Una lettura antropologica

Ettore Roesler Franz, La piazza delle Azimelle nel Ghetto, 1881

Si attribuisce alle opere di Ettore Roesler Franz un indubbio valore documentario, non soltanto per quanto riguarda le ristrutturazioni urbanistiche iniziate dopo il 1870, ma anche perché in esse l’autore descrive con sensibilità etnografica le molteplici attività della vita quotidiana di una Roma ancora a dimensione di paese, ovvero quei saperi e abilità popolari che furono per lungo tempo efficaci strumenti dell’agire quotidiano.
Nella I Sala, dedicata al fiume Tevere, spiccano i mestieri e le attività legate al fiume che rappresentava in quegli anni la più importante via di comunicazione attraverso la quale arrivava in città, con barche o zatteroni, ogni tipo di merce. I porti fluviali di Ripetta e di Ripa Grande erano luoghi di grande traffico: in quello di Ripetta approdavano le merci provenienti dalla Sabina e dall’Umbria come l’olio, il frumento o il vino; mentre il porto di Ripa Grande era aperto ai grandi traffici del mare Mediterraneo. Il pesce pescato, portato soprattutto al mercato di Portico d’Ottavia, era venduto all’ingrosso (“cottìo”). La vendita si svolgeva in forma di asta secondo modalità tradizionali. Per le contrattazioni venivano usati termini gergali comprensibili solo ai “cottiatori” e agli acquirenti: venditori al minuto, trattori, cuochi delle grandi famiglie romane. La paìna per esempio era il prezzo complessivo del pesce acquistato da un pescivendolo in una settimana, mentre “ingrandire uno” significava vendergli pesce non fresco. Il mercato del pesce era particolarmente affollato la vigilia di Natale, poiché la tradizione imponeva che la cena fosse a base di pesce e verdure. Oltre ai pescatori il Tevere dava lavoro a barcaioli, traghettatori, molinari (gli addetti ai molini ancorati alle sponde del fiume, dove avveniva la macinatura del grano), scaricatori, marinai e operai dei porti. Ma il Tevere era importante anche per le attività di svago praticate nel tempo libero dai romani. Agli inizi del 1883 si era costituita la società di Ginnastica dei Canottieri del Tevere, seguita nel 1884 dal Club del Remo. Avevano tutte carattere di èlite, con alla presidenza alcuni principi romani. I ragazzi, invece, nonostante le severe sanzioni proclamate da editti pontifici, continuavano a fare il bagno nudi nel fiume, mentre le rive ombrose e ricche di vegetazione erano la meta preferita dagli innamorati.

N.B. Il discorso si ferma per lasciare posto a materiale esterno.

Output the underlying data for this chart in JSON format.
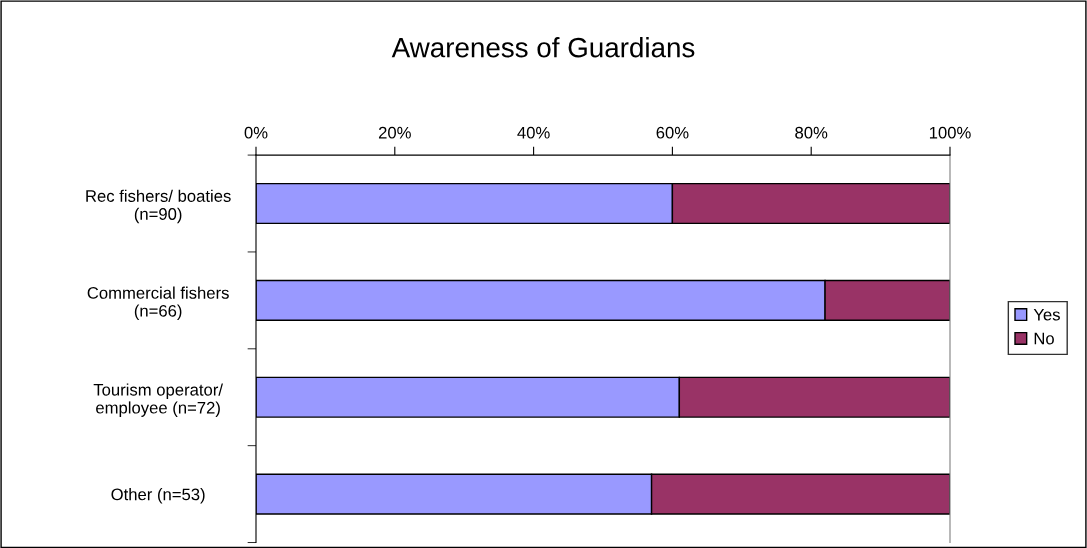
{
  "chart_data": {
    "type": "bar",
    "orientation": "horizontal",
    "stacked": true,
    "title": "Awareness of Guardians",
    "categories": [
      "Rec fishers/ boaties\n(n=90)",
      "Commercial fishers\n(n=66)",
      "Tourism operator/\nemployee (n=72)",
      "Other (n=53)"
    ],
    "series": [
      {
        "name": "Yes",
        "color": "#9999ff",
        "values": [
          60,
          82,
          61,
          57
        ]
      },
      {
        "name": "No",
        "color": "#993366",
        "values": [
          40,
          18,
          39,
          43
        ]
      }
    ],
    "xlim": [
      0,
      100
    ],
    "xticks": [
      {
        "value": 0,
        "label": "0%"
      },
      {
        "value": 20,
        "label": "20%"
      },
      {
        "value": 40,
        "label": "40%"
      },
      {
        "value": 60,
        "label": "60%"
      },
      {
        "value": 80,
        "label": "80%"
      },
      {
        "value": 100,
        "label": "100%"
      }
    ],
    "grid": false,
    "legend": "right"
  }
}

Nella II Sala sono raffigurati mestieri e attività di pertinenza femminile (filatura, rammendatura, lavatura dei panni, cernita e preparazione iniziale dei cibi) e maschile (maniscalco, capraio, ombrellaio); i vari sistemi di trasporto: umano, nella duplice tipologia sulla testa e sulle spalle, o a trazione animale con i vari tipi di carro. In molti acquerelli sono raffigurati i panni stesi alle finestre con il sistema tradizionale, vale a dire appesi inserendone gli angoli in piccoli cappi di corda che pendevano dalla corda principale. Numerosi sono anche i particolari dell’arredo urbano come le targhe stradali (allora in gran parte dipinte sui muri), i manifesti elettorali (a testimonianza delle importanti trasformazioni nella vita politica di quel periodo), le insegne delle botteghe e le osterie, queste ultime segnalate da una frasca (un ramo piuttosto consistente di alloro o edera), oppure da una bandiera rossa, da un cerchione di botte o da una ruota di carro. Infine sono rappresentati aspetti della devozione popolare come le edicole votive, dette “madonnelle”, alle quali si chiedeva protezione dalle malattie, dalle disgrazie o dai pericoli. Erano poste sulle facciate delle case o in corrispondenza di incroci circondate da ex-voto anatomici, d’argento o di latta, a forma di cuore o di altre parti del corpo, oppure ex-voto figurativi come le tavolette dipinte raffiguranti l’intervento miracoloso. Il lume che ardeva davanti alle edicole votive rappresentava l’unica illuminazione notturna delle strade romane.